Opposition leader Sam Rainsy turned out before the Wing Tai Apparel Factory Monday afternoon in Phnom Penh’s Russei Keo district with a bullhorn and party propaganda, promising to stand by striking garment workers and help mediate a resolution with their boss.
Worker representative Chhoy Kimyen of the Free Trade Union of the Workers’ of the Kingdom of Cambodia said the strike began April 29 when workers demanded that the factory owner, Alan Wan, not interfere with the laborers’ representation.
Chhoy Kimyen also alleged that the former representative for the CPP-aligned Cambodian Union Federation was working for the boss and not workers’ interests.
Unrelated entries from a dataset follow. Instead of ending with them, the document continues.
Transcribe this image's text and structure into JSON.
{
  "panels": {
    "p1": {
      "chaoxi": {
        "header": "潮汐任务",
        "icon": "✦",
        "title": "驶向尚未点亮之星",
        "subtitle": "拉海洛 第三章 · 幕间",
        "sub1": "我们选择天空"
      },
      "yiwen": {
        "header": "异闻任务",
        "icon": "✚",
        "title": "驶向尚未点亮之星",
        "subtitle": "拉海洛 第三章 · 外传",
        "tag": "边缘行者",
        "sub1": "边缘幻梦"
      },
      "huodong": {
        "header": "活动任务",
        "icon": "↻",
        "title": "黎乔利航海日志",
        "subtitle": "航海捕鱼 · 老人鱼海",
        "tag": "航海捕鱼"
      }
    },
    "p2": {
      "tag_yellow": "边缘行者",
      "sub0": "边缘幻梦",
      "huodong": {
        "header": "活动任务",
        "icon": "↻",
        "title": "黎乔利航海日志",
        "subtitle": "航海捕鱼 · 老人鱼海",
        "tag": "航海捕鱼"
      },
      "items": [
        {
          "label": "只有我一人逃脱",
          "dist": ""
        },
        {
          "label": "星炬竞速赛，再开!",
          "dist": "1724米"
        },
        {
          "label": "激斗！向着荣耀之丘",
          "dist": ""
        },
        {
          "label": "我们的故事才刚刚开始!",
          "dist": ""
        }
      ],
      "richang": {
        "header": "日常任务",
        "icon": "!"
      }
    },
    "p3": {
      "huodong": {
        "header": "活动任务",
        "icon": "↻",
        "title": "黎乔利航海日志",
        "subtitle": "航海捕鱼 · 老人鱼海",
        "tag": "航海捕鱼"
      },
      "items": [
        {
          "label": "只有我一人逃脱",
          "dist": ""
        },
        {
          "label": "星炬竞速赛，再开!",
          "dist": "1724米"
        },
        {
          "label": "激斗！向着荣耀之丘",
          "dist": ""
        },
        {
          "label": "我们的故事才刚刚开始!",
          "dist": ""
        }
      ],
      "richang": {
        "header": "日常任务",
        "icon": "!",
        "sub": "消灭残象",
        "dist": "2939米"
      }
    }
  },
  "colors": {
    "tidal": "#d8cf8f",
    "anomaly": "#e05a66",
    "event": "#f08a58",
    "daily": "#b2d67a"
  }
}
Another worker listening to Sam Rainsy was optimistic that the opposition president would help resolve the dispute. “We do not need the [CUF] representative because this organization does not take action. We need to change to the good one [Free Trade Union], because they do right for the worker.”
Speaking to the crowd of about 150 from the bed of a pickup truck, Sam Rainsy said that workers should be paid at least $45 a month without having to work overtime.
He also urged the workers to avoid violence but to persist in their demonstrations.
“Tell all of the workers that we need to find a good solution because the minister of Social Affairs is corrupt,” Sam Rainsy said.
When Sam Rainsy, who later took 12 worker representatives to meet with Wan, asked whether the strike would continue today should negotiations fail, most fists shot up to signal affirmation.
Sam Rainsy pledged his continued support to the workers, but asked for patience. “Now it is very difficult when we clash with Hun Sen and other corrupt officials,” he said.
Wan could not be reached Monday. Negotiations apparently continued into the evening Monday.
According to one worker, this strike marks the first labor dispute at Wing Tai Apparel Factory, which was founded in 1995.